Integral of type $\displaystyle \int\frac{1}{\sqrt[4]{x^4+1}}dx$

Question

How can I solve integral of types

(1) $\displaystyle \int\dfrac{1}{\sqrt[4]{x^4+1}}dx$

(2) $\displaystyle \int\dfrac{1}{\sqrt[4]{x^4-1}}dx$

Answer 1

Looks like the variable substitution in Lab Bhattacharjee's answer can be generalized to handle indefinite integrals of the form: $$ \int \frac{dx}{\sqrt[n]{x^{n}+1}}$$

Let $y = \frac{x}{\sqrt[n]{x^n+1}}$, we have:

$$n y^{n-1} dy = \frac{n x^{n-1} dx}{(1+x^n)^2} \implies \frac{dy}{y} = \frac{dx}{x(1+x^n)} = ( 1 - y^n)\frac{dx}{x} \implies \frac{dx}{\sqrt[n]{x^n+1}} = \frac{dy}{1-y^n}$$

Let $\zeta$ be a $n^{th}$ primitive root of $1$, we have:

$$\int\frac{dy}{1 - y^n} = -\int\left[\frac{1}{n} \sum_{k=0}^{n-1} \frac{\zeta^k}{y - \zeta^k}\right]dy = -\frac{1}{n}\sum_{k=0}^{n-1}\zeta^k \log(1-\frac{y}{\zeta^k}) + C \tag{*}$$

For $n = 4$, R.H.S of (*) reduces to

$$\begin{align} &-\frac14 \left( \log(1-y) - \log(1+y) + i \left[\log(1-\frac{y}{i}) - \log(1 + \frac{y}{i})\right]\right) + C \\ =& \frac12 \left[ \frac12 \log(\frac{1+y}{1-y}) + \frac{1}{2i}\log(\frac{1+yi}{1-yi}) \right] + C\\ =& \frac12 \left[ \frac12 \log(\frac{1+y}{1-y}) + \arctan(y) \right] + C \end{align}$$

For other $n$, let $c_k = \cos(\frac{2k\pi}{n})$ and $s_k = \sin(\frac{2k\pi}{n})$.

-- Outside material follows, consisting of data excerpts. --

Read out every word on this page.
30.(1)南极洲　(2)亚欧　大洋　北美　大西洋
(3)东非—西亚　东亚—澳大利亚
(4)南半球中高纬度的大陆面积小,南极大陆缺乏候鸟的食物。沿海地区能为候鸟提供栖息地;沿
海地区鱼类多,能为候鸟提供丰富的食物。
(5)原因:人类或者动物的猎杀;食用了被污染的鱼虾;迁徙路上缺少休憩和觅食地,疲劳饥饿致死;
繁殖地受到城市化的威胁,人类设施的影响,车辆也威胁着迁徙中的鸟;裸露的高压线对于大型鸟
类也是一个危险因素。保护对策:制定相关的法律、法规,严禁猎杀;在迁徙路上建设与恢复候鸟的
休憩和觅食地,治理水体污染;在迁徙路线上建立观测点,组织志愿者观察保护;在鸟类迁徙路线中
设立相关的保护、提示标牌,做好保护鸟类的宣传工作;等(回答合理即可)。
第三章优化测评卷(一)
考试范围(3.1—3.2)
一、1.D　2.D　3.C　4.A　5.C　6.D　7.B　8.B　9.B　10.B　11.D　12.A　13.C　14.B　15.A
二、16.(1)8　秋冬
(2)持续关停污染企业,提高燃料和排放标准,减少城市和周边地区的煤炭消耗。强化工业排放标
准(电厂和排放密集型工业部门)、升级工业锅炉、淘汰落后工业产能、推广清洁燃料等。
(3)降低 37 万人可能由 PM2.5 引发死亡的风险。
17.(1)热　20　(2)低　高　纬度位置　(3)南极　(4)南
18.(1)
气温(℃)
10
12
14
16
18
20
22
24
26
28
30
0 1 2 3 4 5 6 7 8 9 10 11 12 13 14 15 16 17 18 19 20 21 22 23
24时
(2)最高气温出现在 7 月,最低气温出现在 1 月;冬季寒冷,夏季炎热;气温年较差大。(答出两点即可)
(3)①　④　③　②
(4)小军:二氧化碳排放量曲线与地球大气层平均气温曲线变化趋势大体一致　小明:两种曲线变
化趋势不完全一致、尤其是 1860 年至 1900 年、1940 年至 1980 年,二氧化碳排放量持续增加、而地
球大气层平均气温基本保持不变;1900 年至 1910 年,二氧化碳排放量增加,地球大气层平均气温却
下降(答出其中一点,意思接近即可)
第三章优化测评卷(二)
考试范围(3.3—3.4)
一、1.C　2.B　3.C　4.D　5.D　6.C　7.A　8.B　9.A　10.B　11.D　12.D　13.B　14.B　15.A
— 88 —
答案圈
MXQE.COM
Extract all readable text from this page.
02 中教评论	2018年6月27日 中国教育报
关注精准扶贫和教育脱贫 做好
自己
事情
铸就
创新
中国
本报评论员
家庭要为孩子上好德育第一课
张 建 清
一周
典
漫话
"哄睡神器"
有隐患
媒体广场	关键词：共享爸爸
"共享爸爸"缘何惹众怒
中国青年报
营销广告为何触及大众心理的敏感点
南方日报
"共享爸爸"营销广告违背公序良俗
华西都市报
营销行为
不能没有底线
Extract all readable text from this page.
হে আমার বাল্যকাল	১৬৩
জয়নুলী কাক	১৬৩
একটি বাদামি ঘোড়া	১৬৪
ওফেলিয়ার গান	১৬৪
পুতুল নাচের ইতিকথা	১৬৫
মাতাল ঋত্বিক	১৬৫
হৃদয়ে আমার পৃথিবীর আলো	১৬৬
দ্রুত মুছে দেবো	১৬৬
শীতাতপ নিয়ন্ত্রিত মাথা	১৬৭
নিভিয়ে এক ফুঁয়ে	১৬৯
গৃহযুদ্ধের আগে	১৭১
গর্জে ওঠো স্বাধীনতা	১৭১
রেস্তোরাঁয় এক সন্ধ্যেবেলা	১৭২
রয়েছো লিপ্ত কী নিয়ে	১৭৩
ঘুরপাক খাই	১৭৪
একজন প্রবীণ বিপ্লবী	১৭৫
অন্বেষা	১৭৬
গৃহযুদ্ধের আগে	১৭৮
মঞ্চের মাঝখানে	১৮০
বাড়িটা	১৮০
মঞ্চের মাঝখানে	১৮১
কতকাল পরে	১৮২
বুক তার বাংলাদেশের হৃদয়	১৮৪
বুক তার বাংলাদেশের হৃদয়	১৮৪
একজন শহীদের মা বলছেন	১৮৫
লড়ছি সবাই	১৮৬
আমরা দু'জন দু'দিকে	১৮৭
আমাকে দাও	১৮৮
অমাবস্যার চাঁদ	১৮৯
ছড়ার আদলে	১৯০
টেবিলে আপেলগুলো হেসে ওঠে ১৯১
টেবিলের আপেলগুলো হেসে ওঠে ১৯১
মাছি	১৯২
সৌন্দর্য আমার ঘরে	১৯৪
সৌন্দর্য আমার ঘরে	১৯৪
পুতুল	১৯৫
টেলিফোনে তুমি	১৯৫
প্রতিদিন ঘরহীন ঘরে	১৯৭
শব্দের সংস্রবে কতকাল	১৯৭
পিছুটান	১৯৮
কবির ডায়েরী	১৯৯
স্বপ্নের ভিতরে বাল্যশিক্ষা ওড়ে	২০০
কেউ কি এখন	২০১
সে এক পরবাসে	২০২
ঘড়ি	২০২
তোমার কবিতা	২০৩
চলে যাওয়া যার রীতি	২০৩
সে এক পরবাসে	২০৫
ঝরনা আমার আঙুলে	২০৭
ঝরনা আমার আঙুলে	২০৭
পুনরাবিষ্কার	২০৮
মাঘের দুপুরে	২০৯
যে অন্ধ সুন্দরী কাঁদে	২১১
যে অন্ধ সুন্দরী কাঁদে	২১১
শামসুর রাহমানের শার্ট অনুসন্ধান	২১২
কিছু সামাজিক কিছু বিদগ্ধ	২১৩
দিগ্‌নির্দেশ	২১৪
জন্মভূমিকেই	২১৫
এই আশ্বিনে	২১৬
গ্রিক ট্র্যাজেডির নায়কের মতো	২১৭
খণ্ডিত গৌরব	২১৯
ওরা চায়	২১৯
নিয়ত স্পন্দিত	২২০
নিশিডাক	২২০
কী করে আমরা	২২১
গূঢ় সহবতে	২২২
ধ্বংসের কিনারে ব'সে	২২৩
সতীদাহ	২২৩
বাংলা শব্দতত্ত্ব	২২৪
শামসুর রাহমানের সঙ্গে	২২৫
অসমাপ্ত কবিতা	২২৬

When $n$ is even, (*) reduces to:

$$ \frac{1}{n} \log(\frac{1+y}{1-y}) - \frac{2}{n} \sum_{k=1}^{\frac{n}{2}-1} \left[ c_k \log( 1 + y^2 - 2 c_k y) - s_k \arctan(\frac{s_k y}{1 - c_k y})\right] + C $$

When $n$ is odd, (*) reduces to:

$$ -\frac{1}{n} \log(1-y) - \frac{2}{n} \sum_{k=1}^{\frac{n-1}{2}} \left[ c_k \log( 1 + y^2 - 2 c_k y) - s_k \arctan(\frac{s_k y}{1 - c_k y})\right] + C $$

Answer 2

Neither of these is elementary. Maple and Mathematica express them using hypergeometric functions.

Answer 3

(1) Put $x=\sqrt{\tan t}\implies dx=\frac{\sec^2tdt}{2\sqrt{\tan t}}$ and $1+x^4=1+\tan^2t=\sec^2t$

So, $$\int\frac{dx}{(1+x^4)^\frac14}=\int\frac{\sec^2tdt}{2\sqrt{\tan t}\sqrt{\sec t}}=\int\frac{dt}{2\cos t\sqrt{\sin t}}=\int\frac{\cos tdt}{2\cos^2t\sqrt{\sin t}}$$

Put $\sin t=y^2\implies \cos tdt=2ydy $

$$\int\frac{\cos tdt}{2\cos^2t\sqrt{\sin t}}=\int\frac{2ydy}{2(1-y^4)y}=\frac12\left(\int\frac{dy}{1-y^2}+\int\frac{dy}{1+y^2}\right)$$

$$=\frac12\left(\frac12\ln\left|\frac{1+y}{1-y}\right|+\arctan y\right)+C$$

where $y^4=\sin^2t=\frac1{1+\cot^2t}=\frac1{1+\frac1{x^4}}=\frac{x^4}{1+x^4}$

(2) should be handled similarly by putting $x=\sqrt{\sec t}$

Answer 4

(2) $$\int \frac{dx}{(x^4-1)^\frac14}=\int\frac{dx}{x(1-\frac1{x^4})^\frac14}=\int\frac{x^4dx}{x^5(1-\frac1{x^4})^\frac14}$$

Let $1-\frac1{x^4}=y^4,4y^3dy=-4\frac{dx}{x^5}\implies \frac{dx}{x^5}=-y^3dy$ and $\frac1{x^4}=1-y^4\implies x^4=\frac1{1-y^4}$

$$\int\frac{x^4dx}{x^5(1-\frac1{x^4})^\frac14}$$ $$=\int\frac{-y^3dy}{(1-y^4)y}=\int\frac{y^2dy}{y^4-1}=\frac12\left(\frac{dy}{y^2-1}+\frac{dy}{1+y^2}\right)$$ $$=\frac12\left(\frac12\ln\left|\frac{y-1}{y+1}\right|+\arctan y\right)+C$$ where $y^4=1-\frac1{x^4}$

(1) should be handled similarly by putting $1+\frac1{x^4}=y^4$